The croup, to make it more cruel, has deceptive intervals each invariably the precursor of a worse attack. The monster relaxes his grip that the victim may breathe once more, and know how precious air is, how sweet is life. After a violent fit of coughing a spurious amendment is perceptible. Under the influence of tartar emetic, Monina was able to cough away some portion of the false membrane that forms in the windpipe; relieved for the moment, she breathed more freely, and looked round her brightly; Pepa leaned forward to rearrange the bed clothes which she had tossed off in her struggles. When Monina caught sight of Leon she set up the peevish whimper of a sick child when it sees any one standing with its mother or nurse; it is its way of expressing jealousy which is one of the first sentiments developed in the human breast.

“But my pet, it is Leon.... Do not you want him? Then he shall go.... Go away, naughty man,” and a plaintive murmur repeated: “Naughty.”

“Go away, go away. I will punish him.... Spit it out my pretty.” The little girl did as she was bid; then her mind seemed to wander. “More, more,” she said—always a child’s cry when it is pleased or amused. Then, with her eyes shut, and as if in delirium, she put her tiny hand out from under the coverlet and waved it up and down. The infant gesture struck them to the heart; she was bidding them farewell. Its baby grace was tragical.

A moment after all the worst symptoms reappeared—the hard, rasping cough, the suffocation, the agonised struggle and the shrill, crowing noise.
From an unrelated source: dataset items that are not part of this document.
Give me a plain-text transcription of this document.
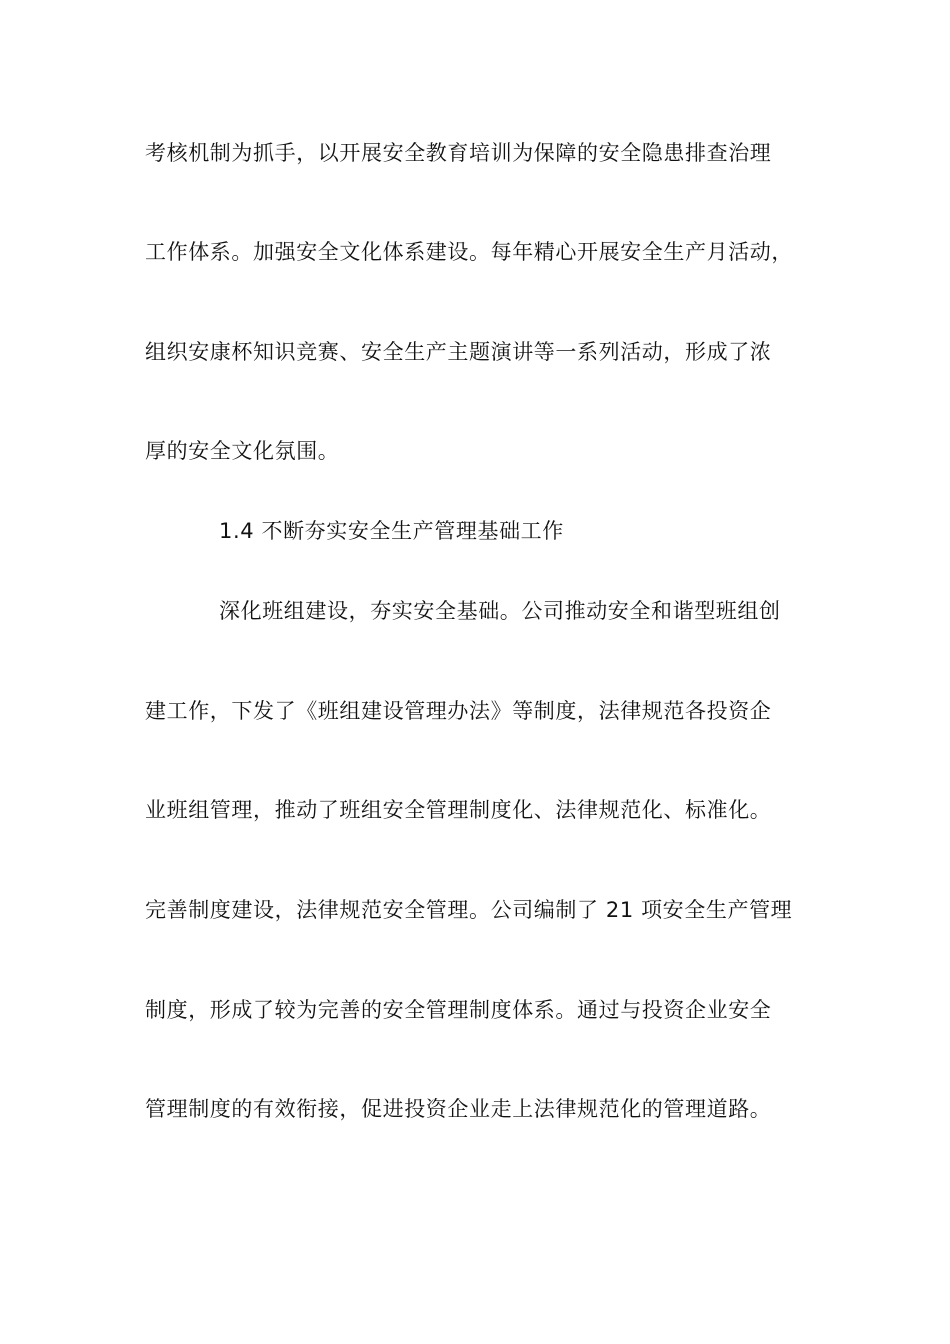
考核机制为抓手，以开展安全教育培训为保障的安全隐患排查治理
工作体系。加强安全文化体系建设。每年精心开展安全生产月活动，
组织安康杯知识竞赛、安全生产主题演讲等一系列活动，形成了浓
厚的安全文化氛围。
1.4 不断夯实安全生产管理基础工作
深化班组建设，夯实安全基础。公司推动安全和谐型班组创
建工作，下发了《班组建设管理办法》等制度，法律规范各投资企
业班组管理，推动了班组安全管理制度化、法律规范化、标准化。
完善制度建设，法律规范安全管理。公司编制了 21 项安全生产管理
制度，形成了较为完善的安全管理制度体系。通过与投资企业安全
管理制度的有效衔接，促进投资企业走上法律规范化的管理道路。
Leon, as he heard it, felt as if a red-hot needle was piercing his brain. The child was choking, dying.

Pepa, with a cry of anguish, fell senseless on the floor.

They carried her to her own room. Leon stayed with Monina. How many things flashed through his brain in a minute—in a single minute. He himself wondered to find that his grief completely filled and occupied his mind as if the poor little child was all that the world contained for him to love and care for. Since his father’s death he had not felt his heart so strongly drawn to any creature at the moment of death. He was not even remotely connected with the child’s parents, and yet he felt as if its death would rob him of something strangely near and dear. No doubt the mother and child were to some extent one in the passion of pity which absorbed his soul to the exclusion of every other feeling.